HMAC Output: Hex vs Base64 Encoding

HMAC Output Encoding: Hex vs Base64

HMAC functions produce raw binary bytes as output. To use these bytes in text-based systems (HTTP headers, JSON payloads, database columns), they must be encoded. The two dominant encoding formats are hexadecimal and Base64.

Hexadecimal Encoding

Hex encoding represents each byte as two characters from 0-9 and a-f:

• HMAC-SHA256: 32 bytes → 64 hex characters
• HMAC-SHA512: 64 bytes → 128 hex characters
• Advantages: Case-insensitive comparison, no special characters, easy visual inspection, universally supported
• Disadvantages: 2x expansion ratio (each byte becomes 2 characters)
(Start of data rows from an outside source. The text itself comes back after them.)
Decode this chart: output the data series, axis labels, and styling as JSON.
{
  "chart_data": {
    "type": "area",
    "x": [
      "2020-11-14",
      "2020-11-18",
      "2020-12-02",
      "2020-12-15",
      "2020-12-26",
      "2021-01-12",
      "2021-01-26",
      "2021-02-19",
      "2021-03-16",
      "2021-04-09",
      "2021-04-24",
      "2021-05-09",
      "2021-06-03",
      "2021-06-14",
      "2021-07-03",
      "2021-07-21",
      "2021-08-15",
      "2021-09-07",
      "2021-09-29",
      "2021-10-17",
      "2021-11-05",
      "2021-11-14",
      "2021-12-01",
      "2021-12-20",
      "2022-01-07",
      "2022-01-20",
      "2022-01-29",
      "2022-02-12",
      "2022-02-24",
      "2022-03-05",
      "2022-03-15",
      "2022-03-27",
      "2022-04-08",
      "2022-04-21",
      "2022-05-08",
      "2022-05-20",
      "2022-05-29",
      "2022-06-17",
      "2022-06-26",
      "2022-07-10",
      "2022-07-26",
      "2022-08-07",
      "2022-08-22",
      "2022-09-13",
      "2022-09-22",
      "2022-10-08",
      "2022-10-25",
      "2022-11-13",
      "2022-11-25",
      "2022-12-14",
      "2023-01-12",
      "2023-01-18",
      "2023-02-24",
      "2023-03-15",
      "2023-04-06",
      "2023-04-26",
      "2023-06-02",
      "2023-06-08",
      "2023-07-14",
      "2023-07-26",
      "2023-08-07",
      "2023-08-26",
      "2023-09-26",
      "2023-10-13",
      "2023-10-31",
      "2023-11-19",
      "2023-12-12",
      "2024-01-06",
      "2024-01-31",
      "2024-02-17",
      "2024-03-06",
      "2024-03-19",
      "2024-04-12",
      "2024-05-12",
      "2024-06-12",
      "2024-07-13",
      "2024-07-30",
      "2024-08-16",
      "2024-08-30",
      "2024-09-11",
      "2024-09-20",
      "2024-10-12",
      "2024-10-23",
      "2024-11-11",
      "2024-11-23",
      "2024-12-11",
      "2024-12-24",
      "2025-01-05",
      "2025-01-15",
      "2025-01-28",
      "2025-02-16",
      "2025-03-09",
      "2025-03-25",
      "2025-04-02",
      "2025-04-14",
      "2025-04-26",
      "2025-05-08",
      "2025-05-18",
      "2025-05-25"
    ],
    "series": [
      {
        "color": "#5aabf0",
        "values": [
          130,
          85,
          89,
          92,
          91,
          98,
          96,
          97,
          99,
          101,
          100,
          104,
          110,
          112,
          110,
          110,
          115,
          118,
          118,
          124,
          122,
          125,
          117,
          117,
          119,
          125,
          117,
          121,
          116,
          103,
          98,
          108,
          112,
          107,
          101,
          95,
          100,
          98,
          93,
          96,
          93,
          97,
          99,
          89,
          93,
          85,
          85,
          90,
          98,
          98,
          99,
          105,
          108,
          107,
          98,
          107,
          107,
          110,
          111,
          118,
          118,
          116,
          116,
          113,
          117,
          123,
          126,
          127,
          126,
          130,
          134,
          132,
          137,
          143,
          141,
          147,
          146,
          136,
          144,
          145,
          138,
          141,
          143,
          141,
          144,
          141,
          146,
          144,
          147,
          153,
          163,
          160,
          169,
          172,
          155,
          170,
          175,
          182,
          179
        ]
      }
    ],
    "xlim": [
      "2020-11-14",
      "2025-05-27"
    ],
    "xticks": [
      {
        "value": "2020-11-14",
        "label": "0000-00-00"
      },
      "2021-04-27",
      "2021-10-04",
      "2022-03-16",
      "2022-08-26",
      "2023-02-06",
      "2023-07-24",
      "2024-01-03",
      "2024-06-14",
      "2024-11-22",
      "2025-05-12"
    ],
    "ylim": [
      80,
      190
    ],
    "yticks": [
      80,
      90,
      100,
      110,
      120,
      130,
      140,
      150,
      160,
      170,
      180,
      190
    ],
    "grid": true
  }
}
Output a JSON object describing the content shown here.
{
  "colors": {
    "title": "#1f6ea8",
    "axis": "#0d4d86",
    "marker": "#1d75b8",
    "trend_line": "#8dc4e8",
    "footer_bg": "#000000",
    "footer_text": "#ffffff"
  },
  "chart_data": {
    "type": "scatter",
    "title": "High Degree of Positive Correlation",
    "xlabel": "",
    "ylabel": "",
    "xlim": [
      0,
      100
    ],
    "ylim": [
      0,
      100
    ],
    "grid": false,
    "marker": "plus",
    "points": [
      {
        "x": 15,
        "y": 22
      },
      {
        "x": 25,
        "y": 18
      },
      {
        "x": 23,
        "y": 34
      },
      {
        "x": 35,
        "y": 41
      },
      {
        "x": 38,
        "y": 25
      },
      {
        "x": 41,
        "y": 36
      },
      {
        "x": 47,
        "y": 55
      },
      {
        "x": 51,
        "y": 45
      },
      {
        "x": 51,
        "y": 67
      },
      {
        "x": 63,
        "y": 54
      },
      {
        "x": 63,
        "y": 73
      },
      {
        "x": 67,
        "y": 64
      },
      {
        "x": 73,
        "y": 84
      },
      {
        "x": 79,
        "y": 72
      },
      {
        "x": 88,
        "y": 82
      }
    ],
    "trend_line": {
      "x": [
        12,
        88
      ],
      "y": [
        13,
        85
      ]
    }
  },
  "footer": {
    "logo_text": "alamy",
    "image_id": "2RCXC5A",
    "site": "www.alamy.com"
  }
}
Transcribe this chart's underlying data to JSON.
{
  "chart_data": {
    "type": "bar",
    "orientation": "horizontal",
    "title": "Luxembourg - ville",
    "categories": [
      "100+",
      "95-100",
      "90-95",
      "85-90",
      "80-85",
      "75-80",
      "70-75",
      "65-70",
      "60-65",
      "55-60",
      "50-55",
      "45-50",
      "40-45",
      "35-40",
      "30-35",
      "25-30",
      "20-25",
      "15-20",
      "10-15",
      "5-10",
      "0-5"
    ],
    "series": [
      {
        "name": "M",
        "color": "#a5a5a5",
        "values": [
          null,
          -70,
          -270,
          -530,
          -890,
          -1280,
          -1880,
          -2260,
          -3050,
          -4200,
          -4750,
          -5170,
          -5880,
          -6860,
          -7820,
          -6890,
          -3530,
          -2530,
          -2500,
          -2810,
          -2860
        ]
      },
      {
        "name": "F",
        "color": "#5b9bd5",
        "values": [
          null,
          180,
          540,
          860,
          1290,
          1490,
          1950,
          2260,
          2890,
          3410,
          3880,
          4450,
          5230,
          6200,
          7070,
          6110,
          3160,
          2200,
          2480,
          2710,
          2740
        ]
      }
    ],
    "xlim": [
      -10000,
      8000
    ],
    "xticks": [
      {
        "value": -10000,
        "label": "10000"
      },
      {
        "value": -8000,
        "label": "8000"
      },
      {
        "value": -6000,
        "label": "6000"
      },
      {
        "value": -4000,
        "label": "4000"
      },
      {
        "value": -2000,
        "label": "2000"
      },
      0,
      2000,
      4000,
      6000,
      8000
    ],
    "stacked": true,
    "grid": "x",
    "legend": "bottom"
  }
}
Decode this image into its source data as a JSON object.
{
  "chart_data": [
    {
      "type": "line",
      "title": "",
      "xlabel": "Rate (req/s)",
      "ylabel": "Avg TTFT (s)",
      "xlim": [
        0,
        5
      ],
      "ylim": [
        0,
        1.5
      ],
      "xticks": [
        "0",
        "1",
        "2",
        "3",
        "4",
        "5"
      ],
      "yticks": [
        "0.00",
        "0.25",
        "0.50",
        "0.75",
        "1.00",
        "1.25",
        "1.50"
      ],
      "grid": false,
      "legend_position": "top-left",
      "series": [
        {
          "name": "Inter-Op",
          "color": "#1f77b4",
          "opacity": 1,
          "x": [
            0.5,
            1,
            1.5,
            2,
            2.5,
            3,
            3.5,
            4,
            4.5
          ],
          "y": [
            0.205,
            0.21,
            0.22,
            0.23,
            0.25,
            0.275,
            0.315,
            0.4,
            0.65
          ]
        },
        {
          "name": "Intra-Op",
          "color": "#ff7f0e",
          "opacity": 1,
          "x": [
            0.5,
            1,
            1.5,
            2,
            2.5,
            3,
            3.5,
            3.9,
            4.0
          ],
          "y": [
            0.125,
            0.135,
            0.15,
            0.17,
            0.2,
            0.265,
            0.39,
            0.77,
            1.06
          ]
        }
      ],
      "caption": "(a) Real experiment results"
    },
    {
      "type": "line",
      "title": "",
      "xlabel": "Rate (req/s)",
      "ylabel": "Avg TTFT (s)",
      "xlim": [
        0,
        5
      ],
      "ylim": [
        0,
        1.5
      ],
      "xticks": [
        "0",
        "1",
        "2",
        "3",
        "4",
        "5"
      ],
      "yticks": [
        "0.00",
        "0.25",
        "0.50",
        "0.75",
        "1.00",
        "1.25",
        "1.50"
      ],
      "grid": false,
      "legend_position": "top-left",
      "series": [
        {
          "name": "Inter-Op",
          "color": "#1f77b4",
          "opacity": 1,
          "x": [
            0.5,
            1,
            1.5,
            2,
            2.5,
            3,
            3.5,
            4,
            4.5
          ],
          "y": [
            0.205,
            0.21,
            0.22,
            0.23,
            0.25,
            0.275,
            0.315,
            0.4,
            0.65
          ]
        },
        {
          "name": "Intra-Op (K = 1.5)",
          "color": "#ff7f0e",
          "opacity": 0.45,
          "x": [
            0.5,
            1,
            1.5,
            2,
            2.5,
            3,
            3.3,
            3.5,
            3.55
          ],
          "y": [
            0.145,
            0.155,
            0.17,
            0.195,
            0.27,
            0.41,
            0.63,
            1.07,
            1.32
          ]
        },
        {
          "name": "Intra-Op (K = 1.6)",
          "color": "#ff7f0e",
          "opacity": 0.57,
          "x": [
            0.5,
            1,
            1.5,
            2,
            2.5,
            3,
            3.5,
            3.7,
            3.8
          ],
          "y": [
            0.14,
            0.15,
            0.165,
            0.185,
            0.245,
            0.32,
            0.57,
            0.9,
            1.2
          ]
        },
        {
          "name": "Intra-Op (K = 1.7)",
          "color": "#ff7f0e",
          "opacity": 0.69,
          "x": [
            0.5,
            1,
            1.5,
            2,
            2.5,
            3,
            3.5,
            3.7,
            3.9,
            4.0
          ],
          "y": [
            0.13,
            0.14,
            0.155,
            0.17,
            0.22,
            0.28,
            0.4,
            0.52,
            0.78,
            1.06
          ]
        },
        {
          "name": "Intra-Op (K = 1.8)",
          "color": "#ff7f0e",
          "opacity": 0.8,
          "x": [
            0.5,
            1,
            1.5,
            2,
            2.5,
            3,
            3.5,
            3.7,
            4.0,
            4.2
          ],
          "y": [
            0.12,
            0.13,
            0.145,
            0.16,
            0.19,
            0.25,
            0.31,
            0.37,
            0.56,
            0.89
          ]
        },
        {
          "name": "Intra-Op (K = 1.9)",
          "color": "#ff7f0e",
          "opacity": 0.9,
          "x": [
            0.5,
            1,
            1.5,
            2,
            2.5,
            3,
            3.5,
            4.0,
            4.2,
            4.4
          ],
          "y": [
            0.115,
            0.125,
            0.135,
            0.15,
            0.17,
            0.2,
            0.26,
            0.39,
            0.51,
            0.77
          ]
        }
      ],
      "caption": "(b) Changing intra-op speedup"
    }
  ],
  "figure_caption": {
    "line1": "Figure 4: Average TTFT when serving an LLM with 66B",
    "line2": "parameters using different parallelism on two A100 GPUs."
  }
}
Example: a4331f76e88d9e76e5f1a7d88e4c7f2b9c3e5d6a7b8c9d0e1f2a3b4c5d6e7f8a

Base64 Encoding

Base64 uses a 64-character alphabet (A-Z, a-z, 0-9, +, /) with = padding:

• HMAC-SHA256: 32 bytes → 44 Base64 characters
• HMAC-SHA512: 64 bytes → 88 Base64 characters
• Advantages: ~33% more compact than hex, standard in HTTP and MIME contexts
• Disadvantages: Case-sensitive, + and / require URL encoding, padding characters

Example: pDMfduiNnnbl8afYjkx/K5w+XWp7jJ0OHyojtMXW748=

Base64url Encoding

A URL-safe variant replaces + with - and / with _, and typically omits padding:

• Used in JWTs, OAuth, and URL query parameters
• Same compactness as standard Base64
• No need for percent-encoding in URLs

Which Format to Use

Context	Recommended Format	Reason
Webhook signatures	Hex	Industry convention (Stripe, GitHub)
HTTP headers	Base64 or Hex	Both common; match the API spec
JWTs	Base64url	Required by RFC 7515
Database storage	Binary/Hex	Efficient storage and indexing
Logging	Hex	Easier to read and compare visually
URL parameters	Base64url	No special characters to escape

Comparison Pitfalls

When comparing HMAC values, always use constant-time comparison functions to prevent timing attacks. Never use simple string equality (===) in security-critical code. Use crypto.timingSafeEqual() in Node.js or hmac.compare_digest() in Python.